• Morgan Fagg

Swings and roundabouts:

Updated: Jun 22, 2019

Insurance companies please take note

The popular expression, what you lose on the swings you may gain on the roundabouts suggests that things balance out but the fall-out of Maria Bailey’s Swing-gate will rock more than just political recess as people question both pay-outs and premiums paid.

What are we gaining as a society when so few gain from the excessive fees charged by Irish insurance companies?

Insuring a car in Ireland is not easy and I want to share my own experiences in Spain, in the hope that insurance companies will actually take note.

On Friday the 13th, a few years ago, I crashed into the car in front of me when it stopped suddenly on the motorway. Without the distraction of iPads, iPods or iPhones, I took my eyes momentarily off the car in front of me and had to have a very awkward conversation with the Policia in pigeon Spanish.

At least, Jesus, the driver had some English which helped. Jesus is a common Spanish name, pronounced Hey-Zeus.

Saying "mi culpa", I presumed that was the end of the Spanish road for me as insurance premiums tend to accelerate after an accident, at least they do in Ireland.

In truth there was little damage done to Jesus´ car but the fender bender had destroyed my headlights, grill, bonnet and bumper.

I told my friends that I expected my driving experience to be over because premiums rise in the aftermath of an accident but my friends were surprised by my math. My girlfriend said, “You had an accident, that’s why you pay insurance, why would you expect the costs to go up?”

As I expected, my premium did rise but I wasn't expecting it to rise 700 cent.

At less than €300 per annum, I didn’t mind paying the €7.00 increase but I wonder, have Irish companies made a mistake? Have they confused cents with percents?

If not then, I hope they will please take note of the difference between dealing with insurance companies in both Ireland and Spain.

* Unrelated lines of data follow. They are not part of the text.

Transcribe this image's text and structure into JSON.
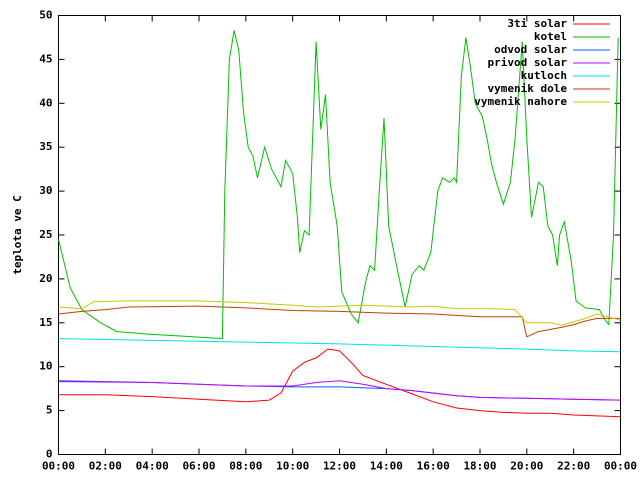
{
  "chart_data": {
    "type": "line",
    "y_label": "teplota ve C",
    "xlim": [
      0,
      24
    ],
    "xticks": [
      {
        "value": 0,
        "label": "00:00"
      },
      {
        "value": 2,
        "label": "02:00"
      },
      {
        "value": 4,
        "label": "04:00"
      },
      {
        "value": 6,
        "label": "06:00"
      },
      {
        "value": 8,
        "label": "08:00"
      },
      {
        "value": 10,
        "label": "10:00"
      },
      {
        "value": 12,
        "label": "12:00"
      },
      {
        "value": 14,
        "label": "14:00"
      },
      {
        "value": 16,
        "label": "16:00"
      },
      {
        "value": 18,
        "label": "18:00"
      },
      {
        "value": 20,
        "label": "20:00"
      },
      {
        "value": 22,
        "label": "22:00"
      },
      {
        "value": 24,
        "label": "00:00"
      }
    ],
    "ylim": [
      0,
      50
    ],
    "yticks": [
      0,
      5,
      10,
      15,
      20,
      25,
      30,
      35,
      40,
      45,
      50
    ],
    "legend": "top-right",
    "series": [
      {
        "name": "3ti solar",
        "color": "#ff0000",
        "x": [
          0,
          2,
          4,
          6,
          8,
          9,
          9.5,
          10,
          10.5,
          11,
          11.5,
          12,
          12.5,
          13,
          14,
          15,
          16,
          17,
          18,
          19,
          20,
          21,
          22,
          23,
          24
        ],
        "values": [
          6.8,
          6.8,
          6.6,
          6.3,
          6.0,
          6.2,
          7,
          9.5,
          10.5,
          11,
          12,
          11.8,
          10.5,
          9,
          8,
          7,
          6,
          5.3,
          5,
          4.8,
          4.7,
          4.7,
          4.5,
          4.4,
          4.3
        ]
      },
      {
        "name": "kotel",
        "color": "#00c000",
        "x": [
          0,
          0.5,
          1,
          1.8,
          2.5,
          3.9,
          5.2,
          7.0,
          7.1,
          7.3,
          7.5,
          7.7,
          7.9,
          8.1,
          8.3,
          8.5,
          8.8,
          9.1,
          9.5,
          9.7,
          10.0,
          10.2,
          10.3,
          10.5,
          10.7,
          11.0,
          11.2,
          11.4,
          11.6,
          11.9,
          12.1,
          12.5,
          12.8,
          13.1,
          13.3,
          13.5,
          13.7,
          13.9,
          14.1,
          14.4,
          14.8,
          15.1,
          15.4,
          15.6,
          15.9,
          16.2,
          16.4,
          16.7,
          16.9,
          17.0,
          17.2,
          17.4,
          17.6,
          17.8,
          18.1,
          18.3,
          18.5,
          18.7,
          19.0,
          19.3,
          19.5,
          19.8,
          20.0,
          20.2,
          20.5,
          20.7,
          20.9,
          21.1,
          21.3,
          21.4,
          21.6,
          21.9,
          22.1,
          22.5,
          23.1,
          23.3,
          23.5,
          23.7,
          23.9
        ],
        "values": [
          24.5,
          19,
          16.5,
          15,
          14,
          13.7,
          13.5,
          13.2,
          30,
          45,
          48.3,
          46,
          39,
          35,
          34,
          31.5,
          35,
          32.5,
          30.5,
          33.5,
          32,
          27,
          23,
          25.5,
          25,
          47,
          37,
          41,
          31,
          26,
          18.5,
          16,
          15,
          19.5,
          21.5,
          21,
          30,
          38.3,
          26,
          22,
          16.8,
          20.5,
          21.5,
          21,
          23,
          30,
          31.5,
          31,
          31.5,
          31,
          43,
          47.5,
          44,
          40,
          38.5,
          36,
          33,
          31,
          28.5,
          31,
          36,
          47,
          36,
          27,
          31,
          30.5,
          26,
          25,
          21.5,
          25,
          26.5,
          22,
          17.5,
          16.7,
          16.5,
          15.5,
          14.8,
          25,
          47.5
        ]
      },
      {
        "name": "odvod solar",
        "color": "#0060ff",
        "x": [
          0,
          4,
          6,
          8,
          10,
          12,
          14,
          15,
          16,
          17,
          18,
          20,
          22,
          24
        ],
        "values": [
          8.4,
          8.2,
          8.0,
          7.8,
          7.7,
          7.7,
          7.5,
          7.3,
          7.0,
          6.7,
          6.5,
          6.4,
          6.3,
          6.2
        ]
      },
      {
        "name": "privod solar",
        "color": "#c000ff",
        "x": [
          0,
          4,
          6,
          8,
          10,
          11,
          12,
          13,
          14,
          15,
          16,
          17,
          18,
          20,
          22,
          24
        ],
        "values": [
          8.3,
          8.2,
          8.0,
          7.8,
          7.8,
          8.2,
          8.4,
          8.0,
          7.5,
          7.3,
          7.0,
          6.7,
          6.5,
          6.4,
          6.3,
          6.2
        ]
      },
      {
        "name": "kutloch",
        "color": "#00e0e0",
        "x": [
          0,
          4,
          8,
          12,
          16,
          20,
          22,
          24
        ],
        "values": [
          13.2,
          13.0,
          12.8,
          12.6,
          12.3,
          12.0,
          11.8,
          11.7
        ]
      },
      {
        "name": "vymenik dole",
        "color": "#c04000",
        "x": [
          0,
          1,
          2,
          3,
          6,
          8,
          10,
          12,
          14,
          16,
          18,
          19.8,
          20.0,
          20.5,
          21.5,
          22,
          22.5,
          23,
          24
        ],
        "values": [
          16,
          16.3,
          16.5,
          16.8,
          16.9,
          16.7,
          16.4,
          16.3,
          16.1,
          16.0,
          15.7,
          15.7,
          13.4,
          14,
          14.5,
          14.8,
          15.2,
          15.5,
          15.5
        ]
      },
      {
        "name": "vymenik nahore",
        "color": "#c8c800",
        "x": [
          0,
          1,
          1.5,
          3,
          6,
          8,
          10,
          11,
          12,
          13,
          15,
          16,
          17,
          18.5,
          19.5,
          20,
          21,
          21.5,
          22.5,
          23,
          24
        ],
        "values": [
          16.8,
          16.6,
          17.4,
          17.5,
          17.5,
          17.3,
          17,
          16.8,
          16.9,
          17.0,
          16.8,
          16.9,
          16.6,
          16.6,
          16.5,
          15,
          15,
          14.7,
          15.5,
          16,
          15.3
        ]
      }
    ]
  }
}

On two occasions, I have had cars destroyed when people have crashed into my parked cars.

In Ireland, I found my parked car, kissing a nearby wall after someone had hit it.

Putting on my Sherlock Holmes hat, I tracked down the culprit who was hiding in her boyfriend’s house around the corner.

Only around 20 years of age, the penalty for hitting another car was bleak. Her insurance for example would charge her I’m sure, more than 700 cent for the incident and the costs which are already very high to begin with, could put someone off the road for a long time.

Last year in Spain, I returned to yet another parked car to find it climbing a tree with glass all around the ground. Questioning the driving habits of my parked cars, I found a note on the window wiper with a name, phone number, registration number and the name of an insurance company.

There is a joke about finding a note on a car that says, “I just hit your car and people are looking at me so I’m writing this note, good luck with the car.” Luckily Jesus didn’t try that stunt with me.

Naturally sceptical of the note, especially since Renault was spelt wrong in the details but yet I had found broken Renault debris and hoped the note from yet another Spanish Jesus was legit and not just a joke.

His details were not correct at first and it took a month for the insurance companies to settle because the registration numbers were wrong on the note.

Much luckier than when I had crashed into the other Jesus on Friday the 13th, that little note on my windscreen was worth more than I had actually paid for the car.

I guess I should have had more faith in a man called Jesus. Thank you Jesus.